Surface 5: Ingestion pipeline view (the cool one)

  • Pipeline-style flow visualization with 4 stages: File upload → Ingestion → Agent validation → Human review → Ready
  • Each uploaded doc moves through the stages — status pill or progress bar per doc
  • Per-doc detail expandable: shows time spent in each stage, failure reason if applicable
  • Reference: QuoteAI's streaming-checklist for quote generation (similar pattern — gives the user confidence the system is doing real work)
  • Polling for status updates is fine (no need for real-time-streaming)

What's already built (starting point)

The codebase has working versions of most of these, in a placeholder visual style:

  • /kb (KB list — needs Surface 2 polish)
  • /kb/[id] (doc list inside KB — needs Surface 3 polish)
  • /kb/[id]/chat (chat surface — currently no right-rail, needs Surface 1 redesign)
  • /docs/[id] (inspector with bbox overlays — needs Surface 4 polish)
  • /docs/[id]/query (query playground with color-coded retrieval traces — the trace pattern lives here, needs to migrate into Surface 1)
  • /docs (flat doc list — likely deprecated as KB-scoped nav becomes primary)

Existing dark-mode token system is in app/app/globals.css. Component primitives use shadcn/ui patterns (Card, Button, Chip).
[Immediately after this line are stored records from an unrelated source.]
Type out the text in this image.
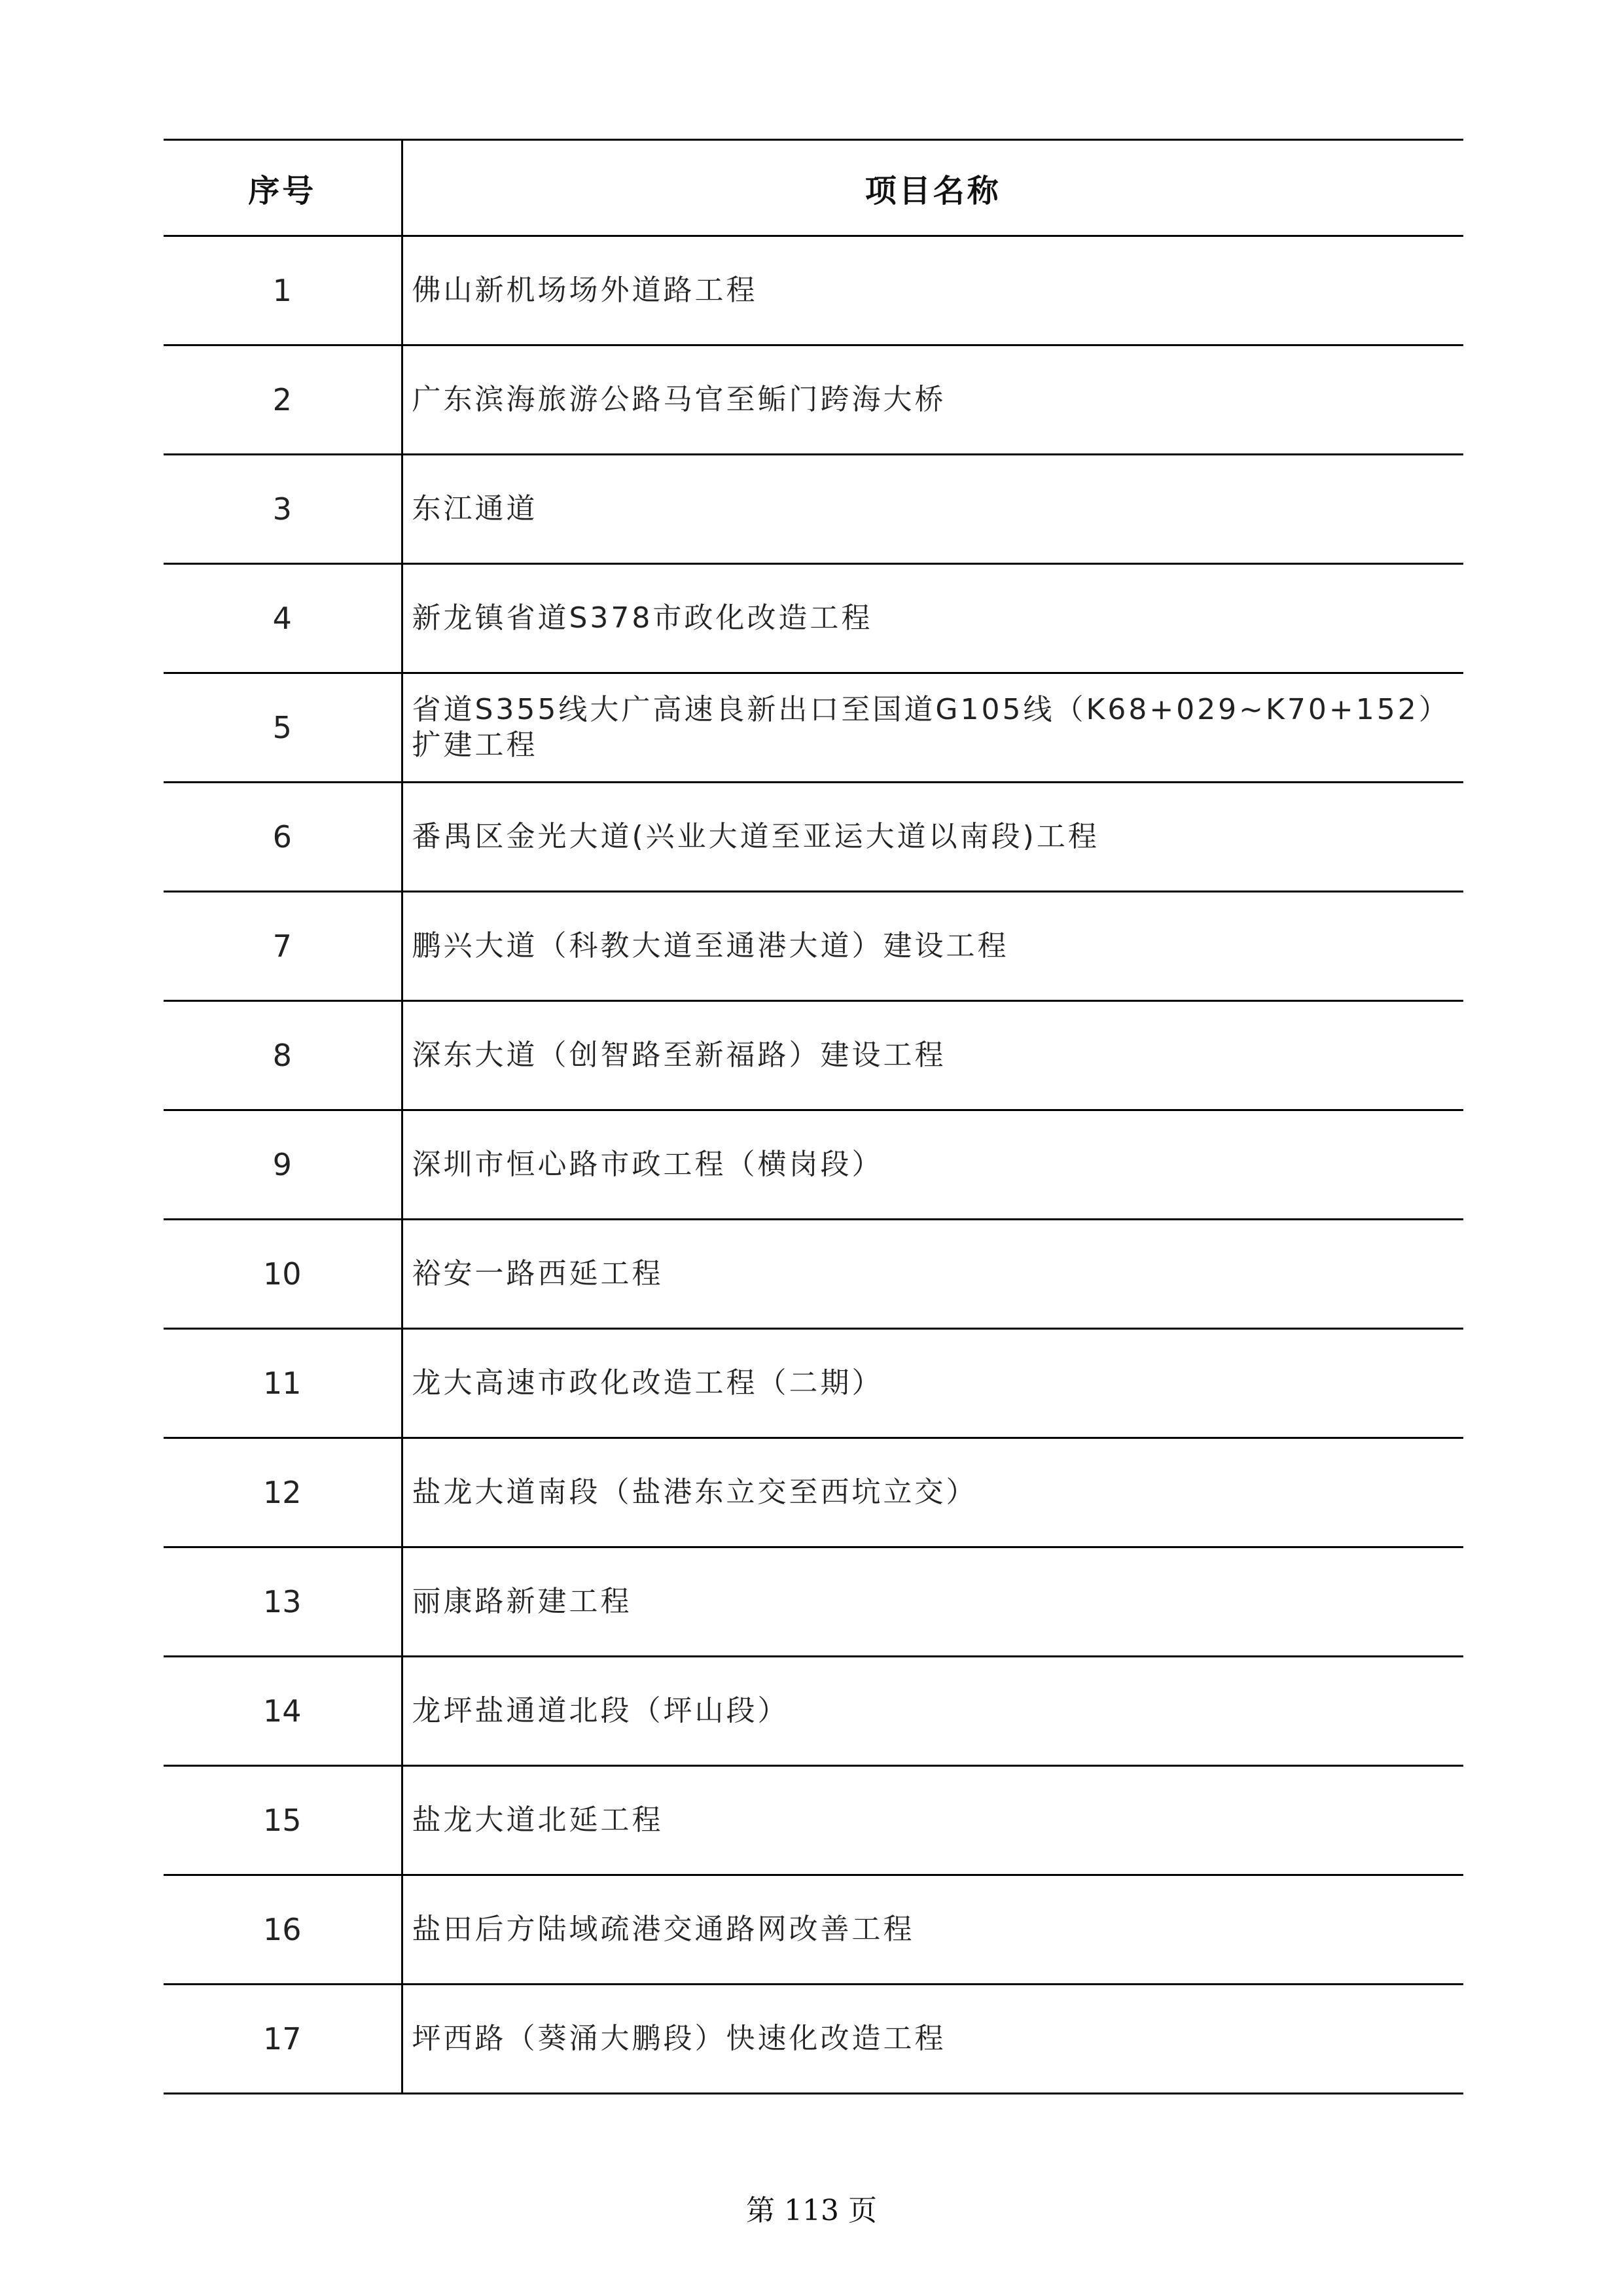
序号	项目名称
1	佛山新机场场外道路工程
2	广东滨海旅游公路马官至鲘门跨海大桥
3	东江通道
4	新龙镇省道S378市政化改造工程
5	省道S355线大广高速良新出口至国道G105线（K68+029~K70+152）扩建工程
6	番禺区金光大道(兴业大道至亚运大道以南段)工程
7	鹏兴大道（科教大道至通港大道）建设工程
8	深东大道（创智路至新福路）建设工程
9	深圳市恒心路市政工程（横岗段）
10	裕安一路西延工程
11	龙大高速市政化改造工程（二期）
12	盐龙大道南段（盐港东立交至西坑立交）
13	丽康路新建工程
14	龙坪盐通道北段（坪山段）
15	盐龙大道北延工程
16	盐田后方陆域疏港交通路网改善工程
17	坪西路（葵涌大鹏段）快速化改造工程
第 113 页
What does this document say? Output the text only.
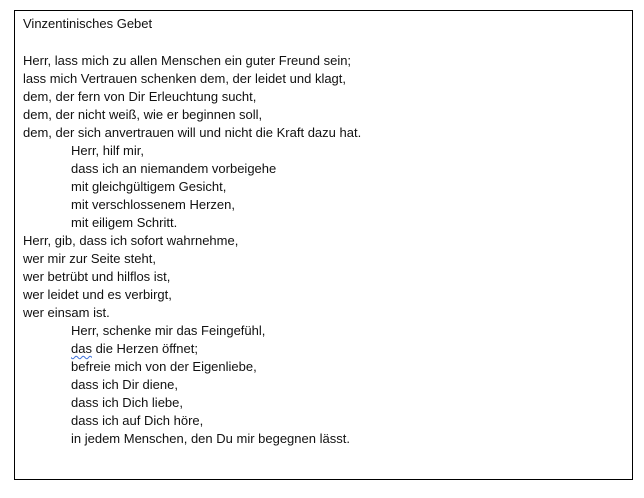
Vinzentinisches Gebet
Herr, lass mich zu allen Menschen ein guter Freund sein;
lass mich Vertrauen schenken dem, der leidet und klagt,
dem, der fern von Dir Erleuchtung sucht,
dem, der nicht weiß, wie er beginnen soll,
dem, der sich anvertrauen will und nicht die Kraft dazu hat.
Herr, hilf mir,
dass ich an niemandem vorbeigehe
mit gleichgültigem Gesicht,
mit verschlossenem Herzen,
mit eiligem Schritt.
Herr, gib, dass ich sofort wahrnehme,
wer mir zur Seite steht,
wer betrübt und hilflos ist,
wer leidet und es verbirgt,
wer einsam ist.
Herr, schenke mir das Feingefühl,
das die Herzen öffnet;
befreie mich von der Eigenliebe,
dass ich Dir diene,
dass ich Dich liebe,
dass ich auf Dich höre,
in jedem Menschen, den Du mir begegnen lässt.
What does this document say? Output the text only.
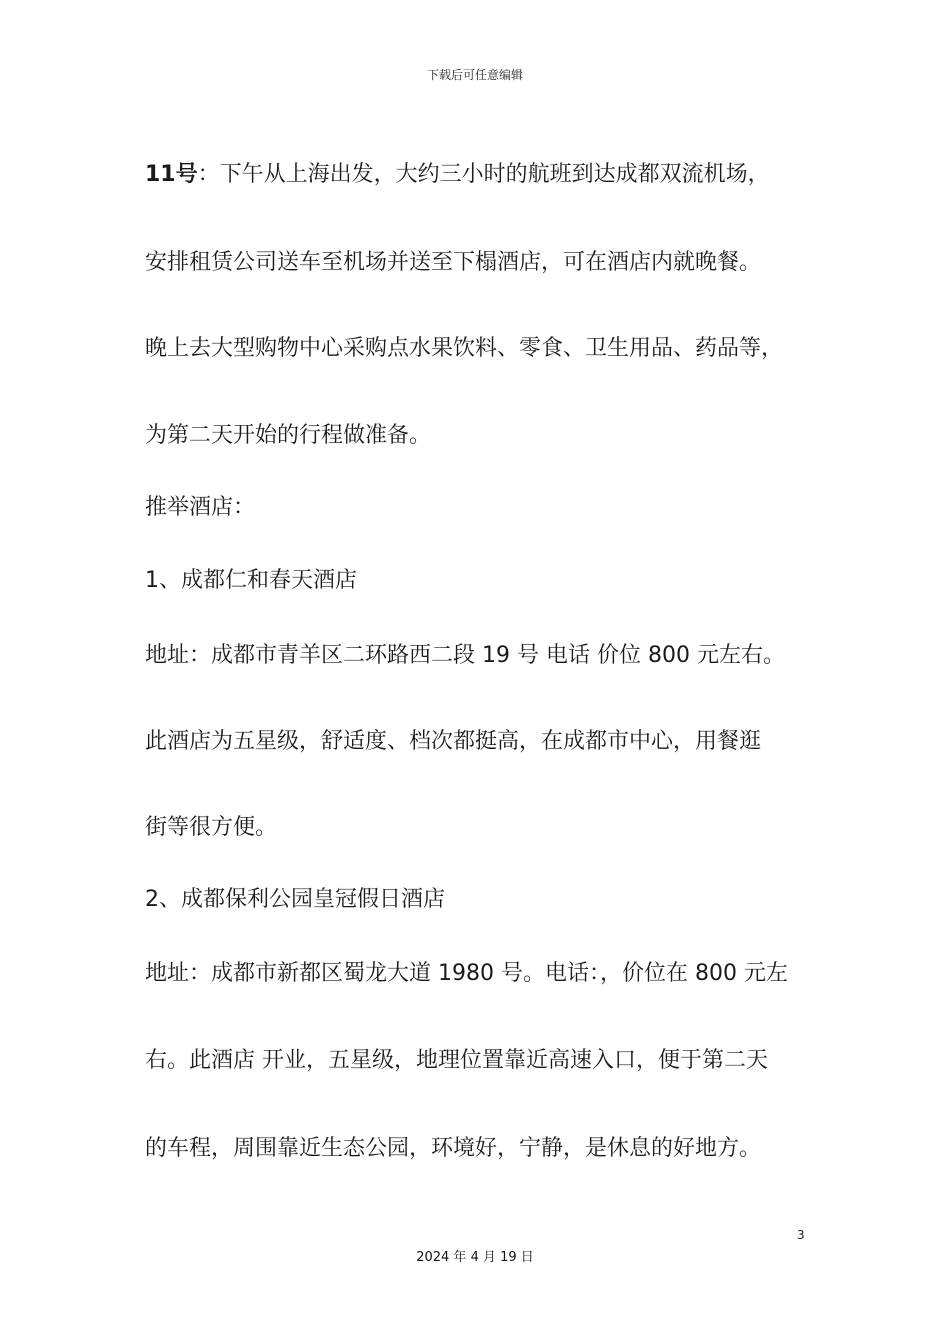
下载后可任意编辑
11号：下午从上海出发，大约三小时的航班到达成都双流机场，
安排租赁公司送车至机场并送至下榻酒店，可在酒店内就晚餐。
晚上去大型购物中心采购点水果饮料、零食、卫生用品、药品等，
为第二天开始的行程做准备。
推举酒店：
1、成都仁和春天酒店
地址：成都市青羊区二环路西二段 19 号 电话 价位 800 元左右。
此酒店为五星级，舒适度、档次都挺高，在成都市中心，用餐逛
街等很方便。
2、成都保利公园皇冠假日酒店
地址：成都市新都区蜀龙大道 1980 号。电话：，价位在 800 元左
右。此酒店 开业，五星级，地理位置靠近高速入口，便于第二天
的车程，周围靠近生态公园，环境好，宁静，是休息的好地方。
3
2024 年 4 月 19 日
Deliverables expected from Claude Design

In rough order of usefulness:

  1. Logo + wordmark — "Au" periodic-element treatment + Autri wordmark, in dark mode and light mode variants
  2. Color palette + semantic token mapping — fill in / replace the existing tokens (--brand, --surface, --ink, --ok/--warn/--danger, plus new retrieval-trace tokens)
  3. Typography spec — body + display + monospace recommendations
  4. Surface 1 design (chat homepage with right-rail) — the most important screen
  5. Surface 5 design (ingestion pipeline view) — second-most-important, since it's the most visually-distinct moment
  6. Surfaces 2, 3, 4 — polish-grade designs, can borrow heavily from the existing patterns
  7. Component library updates — chip variants (confidence tier, retrieval trace, source type), card patterns, button hierarchy
  8. Mascot design — golden retriever character/illustration style for marketing + empty states

Open / for-Claude-Design-to-decide

  • Specific color values (just given brand axes)
  • Type-family choice (just given vibe)
  • Iconography style (line vs. filled vs. duotone)
  • Layout density at the pixel level
  • Mascot illustration style (cartoon? geometric? photorealistic?)
  • Whether to push the "scientific instrument" feel harder (small caps, monospace data display, etc.) or pull back toward warmth

Notes for the brief consumer

  • This brief is iterable. Update it as Claude Design proposes and we react.
  • Priority order on deliverables is a suggestion — Claude Design may surface what's most fruitful to design first.
  • All visuals will land in a Next.js + Tailwind + shadcn/ui codebase. Designs that don't translate cleanly into that stack should propose token/component additions alongside the mockup.